O problema da desmotivação é freqüentemente observado em salas de
aula que enfatizam language learning. Por outro lado, em programas que
enfatizam language acquisition, observa-se facilmente a ocorrência natural de
motivação para o aprendizado de línguas, independente de idade. A pessoa que
tiver oportunidade de ter contato com a língua estrangeira em situações reais de
comunicação, em ambientes autênticos dessa língua e de sua cultura, onde a
língua está presente como meio de interação e não ausente, ministrada em
doses pequenas e amargada pela repetição mecânica descontextualizada, ou
pela dissecação gramatical, vai certamente alcançar fluência.

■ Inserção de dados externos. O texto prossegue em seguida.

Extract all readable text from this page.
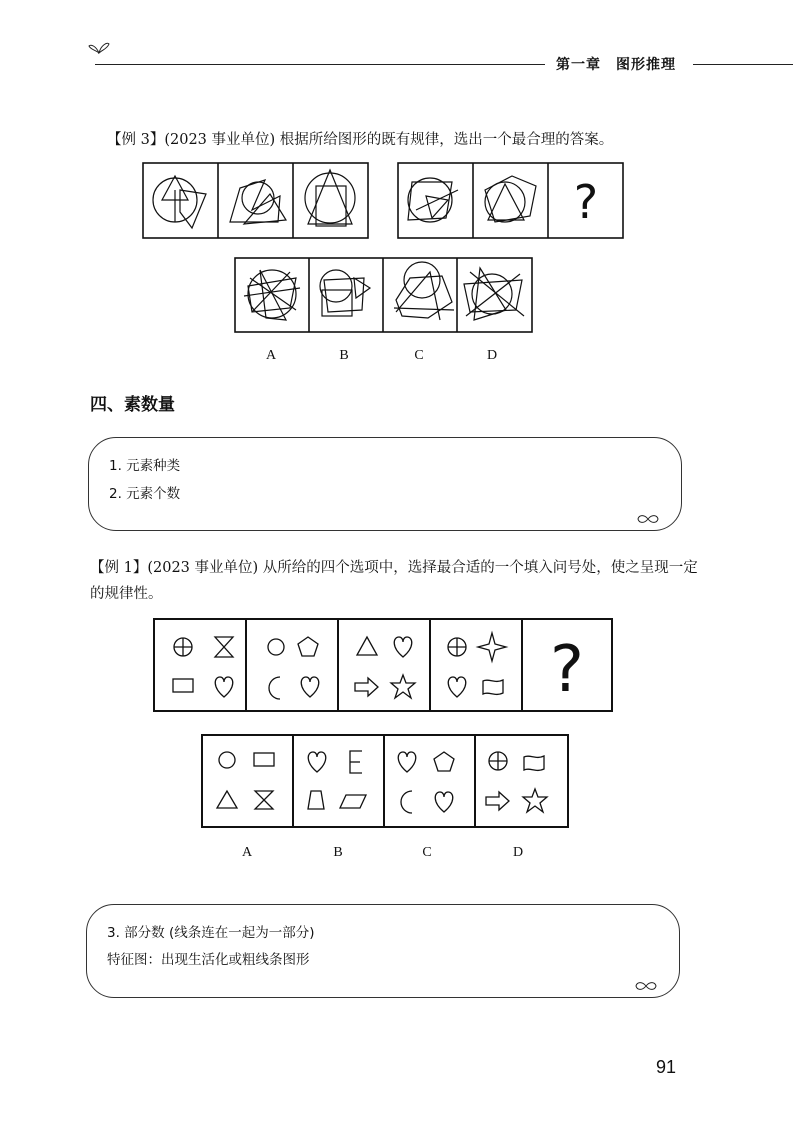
第一章　图形推理
【例 3】(2023 事业单位) 根据所给图形的既有规律，选出一个最合理的答案。
?
A	B	C	D
四、素数量
1. 元素种类
2. 元素个数
【例 1】(2023 事业单位) 从所给的四个选项中，选择最合适的一个填入问号处，使之呈现一定的规律性。
?
A	B	C	D
3. 部分数 (线条连在一起为一部分)
特征图：出现生活化或粗线条图形
91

O caso do Jonas, narrado em nosso Fórum de Discussões em 24 de
abril de 2003, é bastante ilustrativo:
"Fiz vários cursos no Brasil, inclusive todos os níveis (12 books). Mas
quando vim para cá (EUA) pra morar e trabalhar percebi como não era fluente
5. em inglês, principalmente na parte oral. A minha motivação meio que baixou um
pouco; eu me sentia frustrado. Como trabalho com informática, praticamente
não conversava com meus co-workers. Mas com o tempo fui fazendo amizades
e hoje acho que desenvolvi bastante”.
Depois de 12 livros, cumprindo diligentemente a receita prescrita pelo
curso, reprimindo a desmotivação com força de vontade, o aluno descobre ao
chegar no ambiente de língua e cultura inglesa que não havia alcançado o
objetivo principal. A desmotivação que ele sentiu foi uma espécie de efeito
retardado, que outros, com menos força de vontade, não conseguem reprimir
por tanto tempo e desistem antes do Livro 12. Só a partir do momento em que
ele constrói um círculo de convívio humano, num ambiente autêntico, com
situações reais de comunicação, é que reencontra motivação e finalmente
alcança seu objetivo.
Isto nos leva à conclusão de que, em vez de nos preocuparmos em
motivar nossos alunos, talvez devêssemos nos esforçar mais para não
desmotivá-los. Se não pudermos despertar neles a motivação natural para o
aprendizado de línguas, subjacente em todos, pelo menos cuidemos para não
destruí-la e sim preservá-la para quando encontrarem a oportunidade certa.